Concepedia

TLDR

Neuromorphic systems emulate biological neural structure, and designers must choose how to emulate neural elements, whether to use analog or digital circuits, and how to interconnect silicon neurons. The paper presents the design of Neurogrid, a neuromorphic system for real‑time simulation of large‑scale neural models. Neurogrid uses shared circuits for all elements except the soma, implements most circuits analogly to maximize energy efficiency, and connects neural arrays in a tree network to maximize throughput. The design enables real‑time simulation of one million neurons with billions of synapses on 16 Neurocores consuming only three watts.

Abstract

In this paper, we describe the design of Neurogrid, a neuromorphic system for simulating large-scale neural models in real time. Neuromorphic systems realize the function of biological neural systems by emulating their structure. Designers of such systems face three major design choices: 1) whether to emulate the four neural elements-axonal arbor, synapse, dendritic tree, and soma-with dedicated or shared electronic circuits; 2) whether to implement these electronic circuits in an analog or digital manner; and 3) whether to interconnect arrays of these silicon neurons with a mesh or a tree network.
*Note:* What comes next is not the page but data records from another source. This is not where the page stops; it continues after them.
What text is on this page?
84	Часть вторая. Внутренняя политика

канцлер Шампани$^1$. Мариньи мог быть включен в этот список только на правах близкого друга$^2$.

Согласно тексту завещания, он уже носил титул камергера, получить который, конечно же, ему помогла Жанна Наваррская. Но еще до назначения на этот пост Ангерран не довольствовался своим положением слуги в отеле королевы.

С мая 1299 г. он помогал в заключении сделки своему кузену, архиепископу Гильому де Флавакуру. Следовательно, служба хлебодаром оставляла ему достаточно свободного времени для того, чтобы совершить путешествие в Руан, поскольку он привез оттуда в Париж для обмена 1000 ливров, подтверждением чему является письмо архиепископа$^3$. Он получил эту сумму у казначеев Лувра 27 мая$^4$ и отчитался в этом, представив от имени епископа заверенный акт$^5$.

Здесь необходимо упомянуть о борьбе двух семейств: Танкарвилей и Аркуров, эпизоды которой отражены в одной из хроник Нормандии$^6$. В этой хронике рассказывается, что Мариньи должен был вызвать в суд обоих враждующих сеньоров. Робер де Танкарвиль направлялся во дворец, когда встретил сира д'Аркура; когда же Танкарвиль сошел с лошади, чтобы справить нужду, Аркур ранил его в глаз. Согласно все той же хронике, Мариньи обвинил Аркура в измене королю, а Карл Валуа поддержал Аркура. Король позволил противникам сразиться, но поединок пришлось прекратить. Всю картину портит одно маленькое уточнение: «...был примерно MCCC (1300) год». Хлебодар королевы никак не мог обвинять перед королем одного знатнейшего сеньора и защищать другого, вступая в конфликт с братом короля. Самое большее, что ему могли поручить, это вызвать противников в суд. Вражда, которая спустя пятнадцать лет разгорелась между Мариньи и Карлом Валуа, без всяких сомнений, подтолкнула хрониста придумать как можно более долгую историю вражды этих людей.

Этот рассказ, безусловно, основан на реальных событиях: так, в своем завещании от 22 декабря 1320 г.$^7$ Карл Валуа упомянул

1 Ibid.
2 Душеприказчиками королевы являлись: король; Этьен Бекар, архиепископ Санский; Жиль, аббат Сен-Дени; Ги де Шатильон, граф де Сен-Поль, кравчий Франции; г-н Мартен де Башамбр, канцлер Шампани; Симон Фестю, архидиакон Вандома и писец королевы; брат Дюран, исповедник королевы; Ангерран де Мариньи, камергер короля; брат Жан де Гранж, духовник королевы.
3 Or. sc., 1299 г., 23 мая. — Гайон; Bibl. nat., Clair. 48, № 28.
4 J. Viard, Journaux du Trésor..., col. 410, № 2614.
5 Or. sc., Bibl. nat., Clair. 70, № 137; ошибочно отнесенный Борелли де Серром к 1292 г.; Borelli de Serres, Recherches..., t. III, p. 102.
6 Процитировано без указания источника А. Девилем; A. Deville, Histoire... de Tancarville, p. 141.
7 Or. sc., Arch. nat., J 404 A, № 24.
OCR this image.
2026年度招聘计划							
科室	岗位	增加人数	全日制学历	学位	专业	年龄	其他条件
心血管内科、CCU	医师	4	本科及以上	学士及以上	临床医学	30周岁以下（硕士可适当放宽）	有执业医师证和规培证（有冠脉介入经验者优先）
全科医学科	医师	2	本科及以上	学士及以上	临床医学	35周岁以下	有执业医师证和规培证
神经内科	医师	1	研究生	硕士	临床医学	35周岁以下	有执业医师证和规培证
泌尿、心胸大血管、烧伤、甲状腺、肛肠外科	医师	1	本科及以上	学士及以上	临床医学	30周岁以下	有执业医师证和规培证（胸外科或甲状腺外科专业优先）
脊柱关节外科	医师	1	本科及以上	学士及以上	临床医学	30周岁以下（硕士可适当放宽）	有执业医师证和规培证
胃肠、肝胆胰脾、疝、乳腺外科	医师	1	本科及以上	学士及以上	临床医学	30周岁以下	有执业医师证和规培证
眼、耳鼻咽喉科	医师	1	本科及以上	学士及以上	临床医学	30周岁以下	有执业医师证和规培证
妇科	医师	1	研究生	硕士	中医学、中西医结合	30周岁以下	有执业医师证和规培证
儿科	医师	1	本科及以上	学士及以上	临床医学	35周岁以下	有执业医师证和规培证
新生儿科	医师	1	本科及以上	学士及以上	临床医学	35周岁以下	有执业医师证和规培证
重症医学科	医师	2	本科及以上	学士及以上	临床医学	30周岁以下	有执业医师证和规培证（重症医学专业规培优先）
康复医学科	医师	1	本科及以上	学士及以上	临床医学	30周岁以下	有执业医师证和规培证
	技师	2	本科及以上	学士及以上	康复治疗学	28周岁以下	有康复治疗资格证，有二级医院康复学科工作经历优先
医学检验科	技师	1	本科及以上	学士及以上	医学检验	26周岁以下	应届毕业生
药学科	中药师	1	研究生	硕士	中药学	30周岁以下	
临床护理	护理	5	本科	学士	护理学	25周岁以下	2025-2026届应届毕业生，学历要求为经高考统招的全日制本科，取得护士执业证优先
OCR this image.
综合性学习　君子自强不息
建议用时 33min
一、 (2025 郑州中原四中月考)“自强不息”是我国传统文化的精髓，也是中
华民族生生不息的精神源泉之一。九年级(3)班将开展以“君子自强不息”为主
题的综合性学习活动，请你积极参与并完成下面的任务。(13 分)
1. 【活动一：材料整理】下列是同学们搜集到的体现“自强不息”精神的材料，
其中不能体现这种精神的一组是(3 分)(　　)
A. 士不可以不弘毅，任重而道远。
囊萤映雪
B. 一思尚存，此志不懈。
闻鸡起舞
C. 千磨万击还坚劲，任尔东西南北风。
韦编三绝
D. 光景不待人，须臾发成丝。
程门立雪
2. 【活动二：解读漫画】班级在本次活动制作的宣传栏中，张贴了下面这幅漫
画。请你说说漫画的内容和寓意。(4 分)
The choices we made were: 1) we emulated all neural elements except the soma with shared electronic circuits; this choice maximized the number of synaptic connections; 2) we realized all electronic circuits except those for axonal arbors in an analog manner; this choice maximized energy efficiency; and 3) we interconnected neural arrays in a tree network; this choice maximized throughput. These three choices made it possible to simulate a million neurons with billions of synaptic connections in real time-for the first time-using 16 Neurocores integrated on a board that consumes three watts.